Voici une synthèse de la situation:
Bonjour, Voici une synthèse de la situation:
Les PATRONS ambulanciers privés ont manifesté mardi dans sept villes de France pour obtenir du gouvernement le financement d'un accord sur le temps de travail et les salaires dans le secteur, du fait de la "mise en conformité avec les évolutions réglementaires".
A l'appel des quatre fédérations d'ambulanciers privés (CNSA, FNAA, FNAP, FNTS), représentant près de 5.000 entreprises employant un peu moins de 50.000 salariés, environ 500 véhicules se sont rassemblés dans la matinée à Paris selon les fédérations, 200 à Toulouse, entre 150 selon la police et 300 selon les organisateurs à Strasbourg, quelque 250 à Rennes, 130 à 150 à Marseille, 155 à 250 à Lyon et 200 à Bordeaux.
Depuis 7H00 à Paris, les véhicules stationnent devant le ministère de la Santé avenue de Ségur (VIIe arrondissement). Une délégation a été reçue à partir de 10H00 par des conseillers ministériels et les discussions étaient toujours en cours dans l'après-midi.
Le ministère fait preuve d'une "bonne écoute" mais "aucune solution financière n'apparaît pour l'instant", selon la Fédération nationale des transporteurs sanitaires (FNTS).
"Nous espérons que la ministre, Roselyne Bachelot, assumera son devoir. On ne l'a pas bien vue" jusqu'alors, a déclaré à l'AFP Bernard Boccard, président de la chambre nationale des services d'ambulances (CNSA).
L'objectif des patrons est d'obtenir l'ouverture de négociations pour trouver des financements publics dans le cadre du nouveau régime "d'équivalence" sur le temps de travail, imposé par une jurisprudence européenne. Auparavant dans le secteur, le temps de travail effectif du personnel des transports sanitaires équivalait à seulement 75% de leur temps de présence.
Les transporteurs sanitaires veulent notamment pouvoir modifier la tarification de leurs missions, ce qui nécessite l'accord de l'Union nationale des caisses d'assurance maladie.

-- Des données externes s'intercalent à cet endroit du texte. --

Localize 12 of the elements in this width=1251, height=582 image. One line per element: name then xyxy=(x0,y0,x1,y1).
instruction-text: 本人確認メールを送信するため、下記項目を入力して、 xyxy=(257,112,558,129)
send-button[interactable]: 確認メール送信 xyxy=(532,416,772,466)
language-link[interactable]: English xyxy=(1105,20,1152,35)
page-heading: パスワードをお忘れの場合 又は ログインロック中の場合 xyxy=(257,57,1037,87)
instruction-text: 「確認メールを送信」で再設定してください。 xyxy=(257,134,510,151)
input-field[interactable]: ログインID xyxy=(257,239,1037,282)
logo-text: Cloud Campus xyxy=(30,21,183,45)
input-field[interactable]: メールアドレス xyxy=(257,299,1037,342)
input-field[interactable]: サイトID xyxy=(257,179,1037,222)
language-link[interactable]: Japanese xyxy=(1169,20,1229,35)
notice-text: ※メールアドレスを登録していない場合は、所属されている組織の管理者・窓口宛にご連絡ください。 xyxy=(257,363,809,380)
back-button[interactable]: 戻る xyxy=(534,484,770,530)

"Les entreprises ne pourront pas supporter seules les résultats de ces négociations (avec les syndicats de salariés) dont le coût atteint 20% d'augmentation du compte d'exploitation sur trois ans", indique un communiqué des quatre fédérations.
"Il faut que l'Etat prenne ses responsabilités pour les charges que nous supportons. S'il ne le faisait pas, ce serait dramatique pour les 46.000 emplois concernés", a ajouté M. Boccard.
Déja quelque 300 ambulances s'étaient rassemblées le 26 avril dernier devant le siège de la caisse d'assurance maladie (Cnam) à Paris et avaient obtenu l'ouverture de négociations portant notamment sur les tarifs et l'organisation du transport.
Quatre séances de travail ont eu lieu mais "depuis, le directeur de l'union des caisses d'assurance maladie attend un signe du gouvernement pour demander au conseil de l'Uncam un mandat de négociation", selon les quatre fédérations....
Elles ont demandé à être reçues "en urgence" par Mme Bachelot mais aussi les ministres du Budget et du Travail.